Dr. Irwin’s program strives to make sure patients have a full understanding of the risks and benefits each time a treatment decision is made. Home visits are essential, especially when someone refuses to come for treatment. Bringing care to the patient is a part of this innovative program and surgeons and medical oncologists have joined her on such visits.
“With cancer you can’t wait,” she says.
The effort can take hours of trust building and communication, as it did with Jonathan Archibald. Jonathan died in March 2016 at age 42 after 2 years with colorectal cancer and 28 years with schizoaffective disorder, which includes delusions and paranoia as well as bipolar disorder. As his medical issues worsened, so did his psychiatric issues. His thinking was erratic.
It was never easy, his parents Henry and Joan Archibald say. “He didn’t want to come to the hospital and sometimes it was an all-day effort to get him here,” Henry says. “But no one gave up on him.”
Through the persistence of his parents, Dr. Irwin and his oncologists, Jonathan agreed to have surgery and try chemotherapy and radiation. “We had so many angels at Mass General, people like Dr. Irwin who went above and beyond to help Jonathan,” Joan adds.

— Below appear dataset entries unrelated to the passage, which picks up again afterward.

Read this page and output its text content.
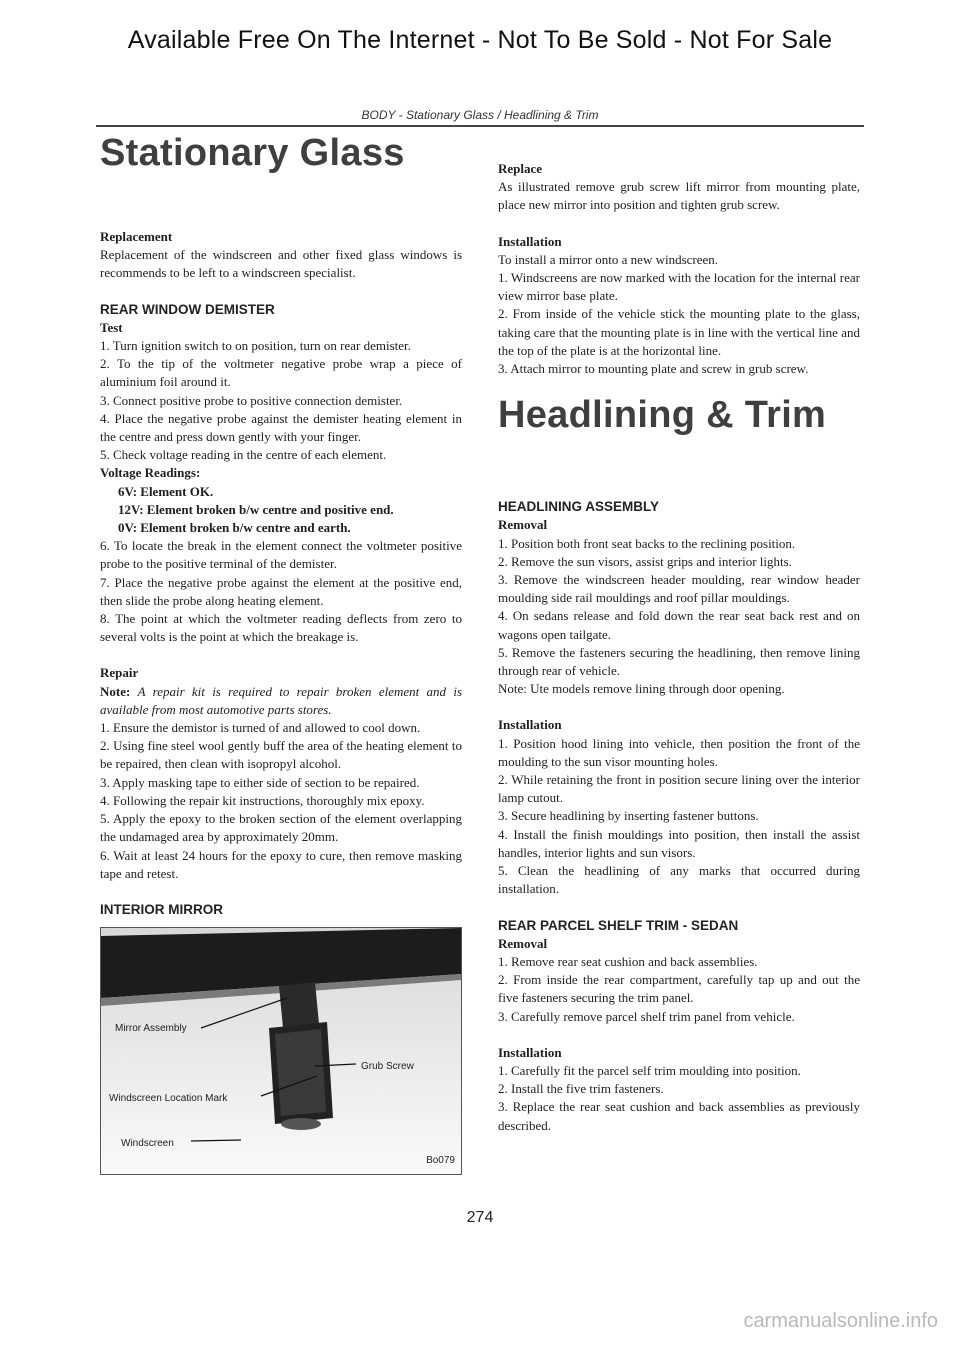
Available Free On The Internet - Not To Be Sold - Not For Sale
BODY - Stationary Glass / Headlining & Trim
Stationary Glass

Replacement

Replacement of the windscreen and other fixed glass windows is recommends to be left to a windscreen specialist.

REAR WINDOW DEMISTER

Test

1. Turn ignition switch to on position, turn on rear demister.

2. To the tip of the voltmeter negative probe wrap a piece of aluminium foil around it.

3. Connect positive probe to positive connection demister.

4. Place the negative probe against the demister heating element in the centre and press down gently with your finger.

5. Check voltage reading in the centre of each element.

Voltage Readings:

6V: Element OK.

12V: Element broken b/w centre and positive end.

0V: Element broken b/w centre and earth.

6. To locate the break in the element connect the voltmeter positive probe to the positive terminal of the demister.

7. Place the negative probe against the element at the positive end, then slide the probe along heating element.

8. The point at which the voltmeter reading deflects from zero to several volts is the point at which the breakage is.

Repair

Note: A repair kit is required to repair broken element and is available from most automotive parts stores.

1. Ensure the demistor is turned of and allowed to cool down.

2. Using fine steel wool gently buff the area of the heating element to be repaired, then clean with isopropyl alcohol.

3. Apply masking tape to either side of section to be repaired.

4. Following the repair kit instructions, thoroughly mix epoxy.

5. Apply the epoxy to the broken section of the element overlapping the undamaged area by approximately 20mm.

6. Wait at least 24 hours for the epoxy to cure, then remove masking tape and retest.

INTERIOR MIRROR

Mirror Assembly
Windscreen Location Mark
Grub Screw
Windscreen
Bo079

Replace

As illustrated remove grub screw lift mirror from mounting plate, place new mirror into position and tighten grub screw.

Installation

To install a mirror onto a new windscreen.

1. Windscreens are now marked with the location for the internal rear view mirror base plate.

2. From inside of the vehicle stick the mounting plate to the glass, taking care that the mounting plate is in line with the vertical line and the top of the plate is at the horizontal line.

3. Attach mirror to mounting plate and screw in grub screw.

Headlining & Trim

HEADLINING ASSEMBLY

Removal

1. Position both front seat backs to the reclining position.

2. Remove the sun visors, assist grips and interior lights.

3. Remove the windscreen header moulding, rear window header moulding side rail mouldings and roof pillar mouldings.

4. On sedans release and fold down the rear seat back rest and on wagons open tailgate.

5. Remove the fasteners securing the headlining, then remove lining through rear of vehicle.

Note: Ute models remove lining through door opening.

Installation

1. Position hood lining into vehicle, then position the front of the moulding to the sun visor mounting holes.

2. While retaining the front in position secure lining over the interior lamp cutout.

3. Secure headlining by inserting fastener buttons.

4. Install the finish mouldings into position, then install the assist handles, interior lights and sun visors.

5. Clean the headlining of any marks that occurred during installation.

REAR PARCEL SHELF TRIM - SEDAN

Removal

1. Remove rear seat cushion and back assemblies.

2. From inside the rear compartment, carefully tap up and out the five fasteners securing the trim panel.

3. Carefully remove parcel shelf trim panel from vehicle.

Installation

1. Carefully fit the parcel self trim moulding into position.

2. Install the five trim fasteners.

3. Replace the rear seat cushion and back assemblies as previously described.

274
carmanualsonline.info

With intensive medication adjustment, Jonathan’s thinking cleared. As his cancer progressed, Jonathan said he wanted to focus care on relief of suffering. Close collaboration between Dr. Irwin and the oncology team ensured that Jonathan’s wishes were supported, and he moved to the inpatient hospice service at Mass General.
In his mother’s words, “As he was dying, Jonathan was peaceful and able to communicate his values and choices. I was able to stop being his caregiver and be his mother.”

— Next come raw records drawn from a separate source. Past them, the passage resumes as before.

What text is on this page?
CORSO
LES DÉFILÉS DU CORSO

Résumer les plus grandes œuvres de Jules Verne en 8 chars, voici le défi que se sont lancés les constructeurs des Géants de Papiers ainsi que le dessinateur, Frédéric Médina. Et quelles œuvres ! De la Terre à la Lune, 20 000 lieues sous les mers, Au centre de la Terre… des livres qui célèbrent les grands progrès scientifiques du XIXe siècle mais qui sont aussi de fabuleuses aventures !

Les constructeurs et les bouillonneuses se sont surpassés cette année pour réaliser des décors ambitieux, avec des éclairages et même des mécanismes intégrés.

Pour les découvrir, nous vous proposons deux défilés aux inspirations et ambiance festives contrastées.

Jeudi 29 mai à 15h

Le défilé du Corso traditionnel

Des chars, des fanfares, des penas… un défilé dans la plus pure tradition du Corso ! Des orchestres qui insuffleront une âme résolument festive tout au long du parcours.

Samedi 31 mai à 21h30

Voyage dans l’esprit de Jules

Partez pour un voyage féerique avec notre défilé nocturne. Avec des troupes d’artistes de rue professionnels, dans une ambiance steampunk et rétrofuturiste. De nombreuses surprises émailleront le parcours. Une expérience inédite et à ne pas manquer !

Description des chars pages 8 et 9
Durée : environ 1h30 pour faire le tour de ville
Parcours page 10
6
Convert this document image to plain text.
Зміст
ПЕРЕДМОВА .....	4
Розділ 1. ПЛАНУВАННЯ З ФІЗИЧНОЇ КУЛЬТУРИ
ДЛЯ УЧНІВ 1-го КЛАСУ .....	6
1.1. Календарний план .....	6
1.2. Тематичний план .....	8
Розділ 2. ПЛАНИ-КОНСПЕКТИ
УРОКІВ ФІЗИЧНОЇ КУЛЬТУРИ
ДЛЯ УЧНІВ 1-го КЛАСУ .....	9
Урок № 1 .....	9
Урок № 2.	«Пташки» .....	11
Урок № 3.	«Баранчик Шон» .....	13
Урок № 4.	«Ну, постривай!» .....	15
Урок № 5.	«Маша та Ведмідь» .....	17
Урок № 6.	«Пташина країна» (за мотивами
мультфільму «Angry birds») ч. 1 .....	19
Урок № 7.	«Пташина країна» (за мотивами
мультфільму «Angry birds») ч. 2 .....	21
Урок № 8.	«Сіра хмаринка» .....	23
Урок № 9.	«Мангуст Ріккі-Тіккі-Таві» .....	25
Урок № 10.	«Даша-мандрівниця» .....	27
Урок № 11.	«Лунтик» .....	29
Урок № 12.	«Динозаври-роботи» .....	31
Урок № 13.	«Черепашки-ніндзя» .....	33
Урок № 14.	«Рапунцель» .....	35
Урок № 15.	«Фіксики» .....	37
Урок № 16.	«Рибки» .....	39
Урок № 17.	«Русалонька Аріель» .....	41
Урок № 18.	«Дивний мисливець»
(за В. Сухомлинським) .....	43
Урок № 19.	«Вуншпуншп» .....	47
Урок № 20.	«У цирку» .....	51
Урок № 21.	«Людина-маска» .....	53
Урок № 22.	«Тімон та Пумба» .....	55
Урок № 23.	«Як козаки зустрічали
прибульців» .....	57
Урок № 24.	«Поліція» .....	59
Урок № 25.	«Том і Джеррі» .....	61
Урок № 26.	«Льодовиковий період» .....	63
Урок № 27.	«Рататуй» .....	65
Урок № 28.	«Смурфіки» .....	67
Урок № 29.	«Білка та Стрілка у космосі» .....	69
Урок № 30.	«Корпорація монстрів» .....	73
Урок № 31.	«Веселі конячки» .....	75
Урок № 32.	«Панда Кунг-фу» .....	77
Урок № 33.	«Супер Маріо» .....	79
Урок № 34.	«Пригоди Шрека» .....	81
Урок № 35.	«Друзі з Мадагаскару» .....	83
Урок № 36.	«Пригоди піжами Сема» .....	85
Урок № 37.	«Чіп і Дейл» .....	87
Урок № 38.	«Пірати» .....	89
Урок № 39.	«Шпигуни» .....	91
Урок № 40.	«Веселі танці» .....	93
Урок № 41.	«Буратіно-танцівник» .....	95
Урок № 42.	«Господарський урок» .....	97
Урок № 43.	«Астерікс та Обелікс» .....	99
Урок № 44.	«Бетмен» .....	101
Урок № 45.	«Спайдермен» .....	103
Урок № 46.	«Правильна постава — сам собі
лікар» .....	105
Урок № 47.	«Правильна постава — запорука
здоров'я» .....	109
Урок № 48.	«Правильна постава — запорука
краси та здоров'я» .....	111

Dr. Irwin is conducting the first pilot study of proactive psychiatry consultation for patients with mental illness and cancer. For the 30 people in the pilot, Dr. Irwin’s approach has been powerful and effective. “People who were refusing care are now getting it and feeling respected in the process,” says Dr. Irwin.
Unmet Mental Illness Need
With the success of the pilot, the program needs philanthropic support to permanently establish this clinical and research program, and reach more patients. Much of what team members do is not reimbursable by health insurance, such as home visits and care coordination, which are integral to caring for this population. By establishing a second opinion service, Dr. Irwin can also increase access to cancer care for patients with severe mental illness in the community.
“It’s been a gift to me to be able to help people like Jonathan,” Dr. Irwin says. “It’s a huge unmet need.”